Toutefois, l'accord laisse de côté deux des cinq Etats riverains de la mer Caspienne, l'Iran et le Turkménistan.
M. Aliev, qui a signé l'accord avec le président kazakh Noursoultan Nazarbaïev, a estimé qu'il montrait que "le principe ayant servi de base pour diviser la mer Caspienne gagnait du terrain".
Il devrait s'inspirer des accords signés cette année entre la Russie et le Kazakhstan d'une part et l'Azerbaïdjan d'autre part en vertu desquels chaque pays s'est engagé à ne pas revendiquer la part actuelle de l'autre dans les fonds marins tout en conservant à la surface de la mer Caspienne son caractère de territoire neutre.

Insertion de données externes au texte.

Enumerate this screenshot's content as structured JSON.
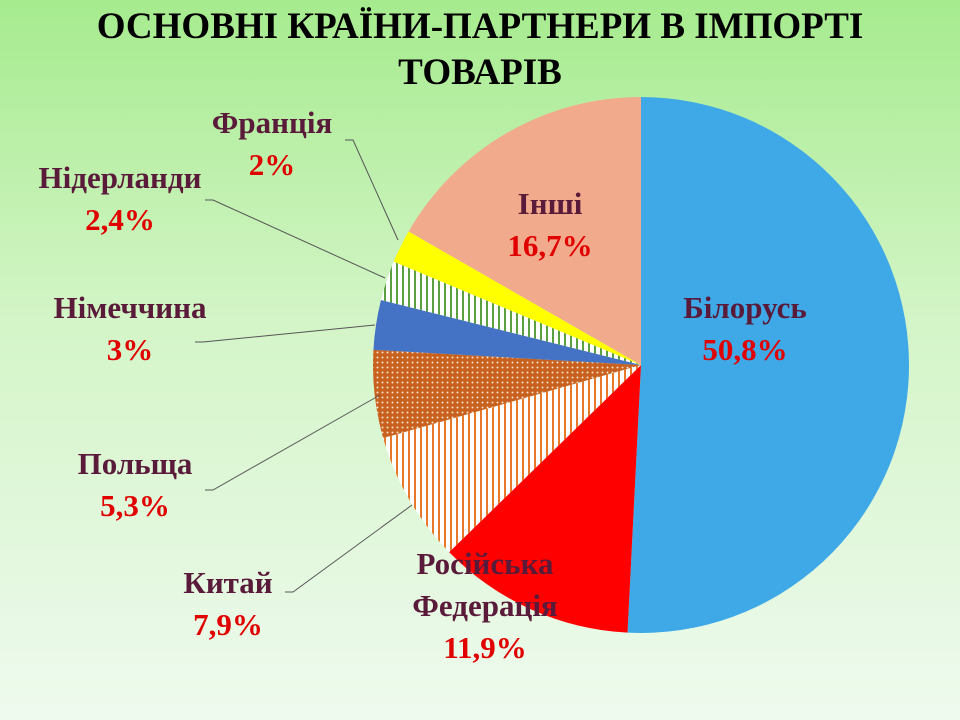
{
  "chart_data": {
    "type": "pie",
    "title": "ОСНОВНІ КРАЇНИ-ПАРТНЕРИ В ІМПОРТІ ТОВАРІВ",
    "categories": [
      "Білорусь",
      "Російська Федерація",
      "Китай",
      "Польща",
      "Німеччина",
      "Нідерланди",
      "Франція",
      "Інші"
    ],
    "values": [
      50.8,
      11.9,
      7.9,
      5.3,
      3,
      2.4,
      2,
      16.7
    ],
    "value_labels": [
      "50,8%",
      "11,9%",
      "7,9%",
      "5,3%",
      "3%",
      "2,4%",
      "2%",
      "16,7%"
    ],
    "colors": [
      "#3fa9e8",
      "#ff0000",
      "#e8782a",
      "#c8601e",
      "#4472c4",
      "#5aa040",
      "#ffff00",
      "#f2aa8c"
    ],
    "patterns": [
      null,
      null,
      "stripes",
      "dots",
      null,
      "stripes",
      null,
      null
    ]
  }
}
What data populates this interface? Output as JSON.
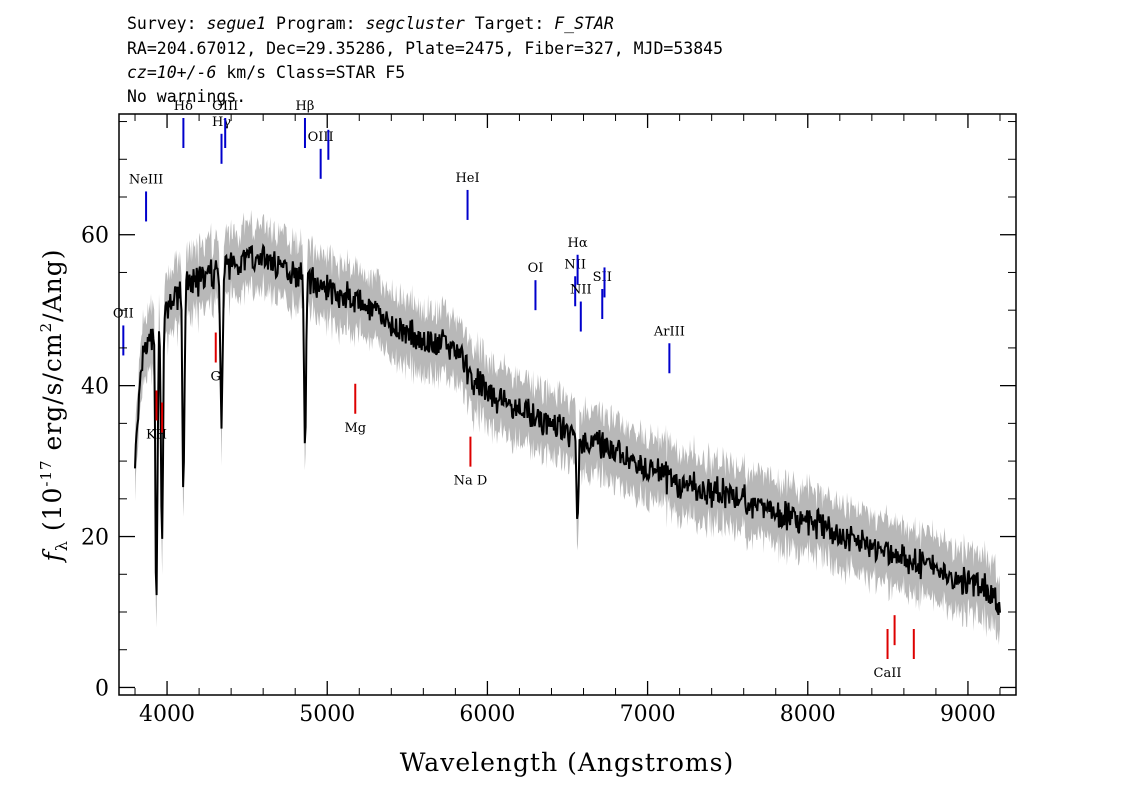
{
  "header": {
    "survey_label": "Survey:",
    "survey": "segue1",
    "program_label": "Program:",
    "program": "segcluster",
    "target_label": "Target:",
    "target": "F_STAR",
    "line2": "RA=204.67012, Dec=29.35286, Plate=2475, Fiber=327, MJD=53845",
    "cz_value": "cz=10+/-6",
    "cz_rest": " km/s Class=STAR F5",
    "line4": "No warnings."
  },
  "chart_data": {
    "type": "line",
    "xlabel": "Wavelength (Angstroms)",
    "ylabel": "f_λ (10^-17 erg/s/cm^2/Ang)",
    "xlim": [
      3700,
      9300
    ],
    "ylim": [
      -1,
      76
    ],
    "x_ticks": [
      4000,
      5000,
      6000,
      7000,
      8000,
      9000
    ],
    "y_ticks": [
      0,
      20,
      40,
      60
    ],
    "grid": false,
    "colors": {
      "flux": "#000000",
      "error_band": "#b8b8b8",
      "emission": "#0000cc",
      "absorption": "#dd0000"
    },
    "series": [
      {
        "role": "flux",
        "x": [
          3800,
          3850,
          3900,
          4000,
          4100,
          4200,
          4300,
          4400,
          4500,
          4600,
          4700,
          4800,
          4900,
          5000,
          5200,
          5400,
          5600,
          5800,
          5900,
          6000,
          6200,
          6400,
          6600,
          6800,
          7000,
          7200,
          7400,
          7600,
          7800,
          8000,
          8200,
          8400,
          8600,
          8800,
          9000,
          9100,
          9200
        ],
        "y": [
          30,
          44,
          46,
          50,
          53,
          54,
          55,
          56,
          57,
          57,
          56,
          55,
          54,
          53,
          51,
          48,
          46,
          45,
          41,
          39,
          37,
          35,
          33,
          31,
          29,
          27,
          26,
          25,
          23,
          22,
          20,
          19,
          17,
          16,
          14,
          13,
          11
        ]
      },
      {
        "role": "absorption_dips",
        "x": [
          3934,
          3969,
          4102,
          4340,
          4861,
          6563
        ],
        "y": [
          11,
          20,
          27,
          34,
          32,
          22
        ]
      }
    ],
    "lines": [
      {
        "label": "OII",
        "wavelength": 3727,
        "type": "emission",
        "label_pos": "top"
      },
      {
        "label": "NeIII",
        "wavelength": 3869,
        "type": "emission",
        "label_pos": "top"
      },
      {
        "label": "Hδ",
        "wavelength": 4102,
        "type": "emission",
        "label_pos": "top"
      },
      {
        "label": "Hγ",
        "wavelength": 4340,
        "type": "emission",
        "label_pos": "top"
      },
      {
        "label": "OIII",
        "wavelength": 4363,
        "type": "emission",
        "label_pos": "top"
      },
      {
        "label": "Hβ",
        "wavelength": 4861,
        "type": "emission",
        "label_pos": "top"
      },
      {
        "label": "OIII",
        "wavelength": 4959,
        "type": "emission",
        "label_pos": "top"
      },
      {
        "label": "",
        "wavelength": 5007,
        "type": "emission",
        "label_pos": "top"
      },
      {
        "label": "HeI",
        "wavelength": 5876,
        "type": "emission",
        "label_pos": "top"
      },
      {
        "label": "OI",
        "wavelength": 6300,
        "type": "emission",
        "label_pos": "top"
      },
      {
        "label": "NII",
        "wavelength": 6548,
        "type": "emission",
        "label_pos": "top"
      },
      {
        "label": "Hα",
        "wavelength": 6563,
        "type": "emission",
        "label_pos": "top"
      },
      {
        "label": "NII",
        "wavelength": 6583,
        "type": "emission",
        "label_pos": "top"
      },
      {
        "label": "SII",
        "wavelength": 6717,
        "type": "emission",
        "label_pos": "top"
      },
      {
        "label": "",
        "wavelength": 6731,
        "type": "emission",
        "label_pos": "top"
      },
      {
        "label": "ArIII",
        "wavelength": 7136,
        "type": "emission",
        "label_pos": "top"
      },
      {
        "label": "KH",
        "wavelength": 3934,
        "type": "absorption",
        "label_pos": "bottom"
      },
      {
        "label": "",
        "wavelength": 3969,
        "type": "absorption",
        "label_pos": "bottom"
      },
      {
        "label": "G",
        "wavelength": 4304,
        "type": "absorption",
        "label_pos": "bottom"
      },
      {
        "label": "Mg",
        "wavelength": 5175,
        "type": "absorption",
        "label_pos": "bottom"
      },
      {
        "label": "Na D",
        "wavelength": 5894,
        "type": "absorption",
        "label_pos": "bottom"
      },
      {
        "label": "CaII",
        "wavelength": 8498,
        "type": "absorption",
        "label_pos": "bottom"
      },
      {
        "label": "",
        "wavelength": 8542,
        "type": "absorption",
        "label_pos": "bottom"
      },
      {
        "label": "",
        "wavelength": 8662,
        "type": "absorption",
        "label_pos": "bottom"
      }
    ]
  }
}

M. Aliev a indiqué que pendant son séjour à Moscou, il avait rencontré le dirigeant du Turkménistan Saparmourat Niazov qui s'est dit prêt à reprendre de nouvelles discussions sur le partage des réserves pétrolières de la mer
Caspienne, après avoir reporté plus tôt cette année un sommet des Etats de la mer Caspienne.
Depuis la chute de l'Union soviétique il y a dix ans, l'Azerbaïdjan l'Iran, le Kazakhstan, le Turkménistan et la Russie ne réussissent pas à se mettre d'accord sur le partage des ressources en pétrole et en gaz de la mer Caspienne, l'Iran et le Turkménistan demandant une part plus importante.
Pour Téhéran, la Caspienne doit être divisée en cinq zones équivalentes, tandis que Bakou et Moscou insistent pour que le partage se fasse proportionnellement à la longueur côtière de chaque Etat, ce qui diminuerait le secteur iranien.